The first of January we found out we are having a little boy. He was facing a new charge for assault (he pushed over a motorcyclist who busted the mirror on his truck) the middle of January and was afraid he would be sent to jail because he was on probation.
We had begun fighting over his increased drinking. I didn't want our son born to an alcoholic father. He didn't see himself as an alcoholic. January 15 we had a fight and he went to the store. He got into a fight with a man outside of the grocery store and came home convinced the police would be coming to arrest him. He called 911 and said he was a suicidal combat veteran and that he wanted the police to shoot him. He said he had a gun and he would draw, intending no harm to the officers, just wanting them to take his life.
The police arrived and in the span of fifteen minutes the man I love went from needing someone to step in and take him to get help to being shot by an officer. Me and his mother were in the parking lot when we heard the gunshot. We were standing by a police officer who had just told us they were talking calmly with him and thought they would be able to get him to the help he needed.

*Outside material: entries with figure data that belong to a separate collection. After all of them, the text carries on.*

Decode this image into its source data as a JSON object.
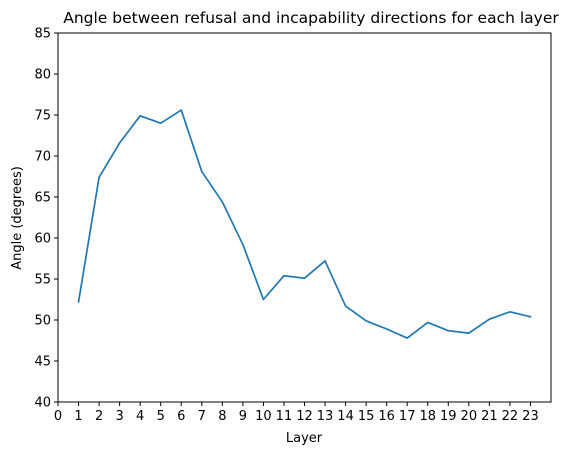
{
  "chart_data": {
    "type": "line",
    "title": "Angle between refusal and incapability directions for each layer",
    "xlabel": "Layer",
    "ylabel": "Angle (degrees)",
    "xlim": [
      0,
      24
    ],
    "ylim": [
      40,
      85
    ],
    "xticks": [
      0,
      1,
      2,
      3,
      4,
      5,
      6,
      7,
      8,
      9,
      10,
      11,
      12,
      13,
      14,
      15,
      16,
      17,
      18,
      19,
      20,
      21,
      22,
      23
    ],
    "yticks": [
      40,
      45,
      50,
      55,
      60,
      65,
      70,
      75,
      80,
      85
    ],
    "grid": false,
    "legend": false,
    "line_color": "#1f77b4",
    "series": [
      {
        "x": [
          1,
          2,
          3,
          4,
          5,
          6,
          7,
          8,
          9,
          10,
          11,
          12,
          13,
          14,
          15,
          16,
          17,
          18,
          19,
          20,
          21,
          22,
          23
        ],
        "values": [
          52.2,
          67.4,
          71.6,
          74.9,
          74.0,
          75.6,
          68.1,
          64.4,
          59.2,
          52.5,
          55.4,
          55.1,
          57.2,
          51.7,
          49.9,
          48.9,
          47.8,
          49.7,
          48.7,
          48.4,
          50.1,
          51.0,
          50.4
        ]
      }
    ]
  }
}
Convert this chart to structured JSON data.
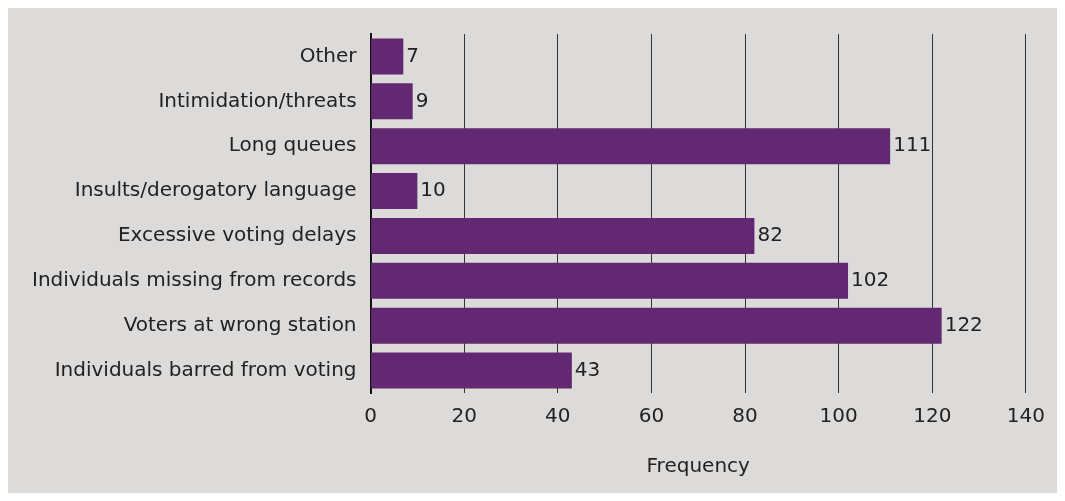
{
  "chart_data": {
    "type": "bar",
    "orientation": "horizontal",
    "xlabel": "Frequency",
    "categories": [
      "Other",
      "Intimidation/threats",
      "Long queues",
      "Insults/derogatory language",
      "Excessive voting delays",
      "Individuals missing from records",
      "Voters at wrong station",
      "Individuals barred from voting"
    ],
    "values": [
      7,
      9,
      111,
      10,
      82,
      102,
      122,
      43
    ],
    "color": "#622872",
    "xlim": [
      0,
      140
    ],
    "xticks": [
      0,
      20,
      40,
      60,
      80,
      100,
      120,
      140
    ],
    "grid": "x",
    "data_labels": true,
    "legend": false
  }
}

I'm angry. At myself and how the police handled the situation. I should have done a million things different. I should have never got in a fight with him. I should have pushed him long before to seek the intense hep he needed. I was afraid of losing him and in the end i lost him forever.
We just received the police report. He had his hand on his gun but the gun never left the holster. The officers clearly knew he was drinking and also had taken a large dose of Valium. He was slurring his words and stumbling. We know that there was an officer positioned behind him that he was unaware of. Its the events that happened in the last seconds of his life that I will never understand. Instead of trying to incapacitate this clearly suicidal man with either tazer, bean bags, or rubber bullets, the officer shot my love in the back from 10 ft away with a rifle.
How do i move forward when all i want to do is scream?
I'm so angry and all I do is miss every moment we had. I will never understand. I'm 23 weeks along now. Our son will never know his father. He will never get to feel his hugs, hold his hand. How do I keep any faith in this world when things like this happen? How will I explain to his son what happened?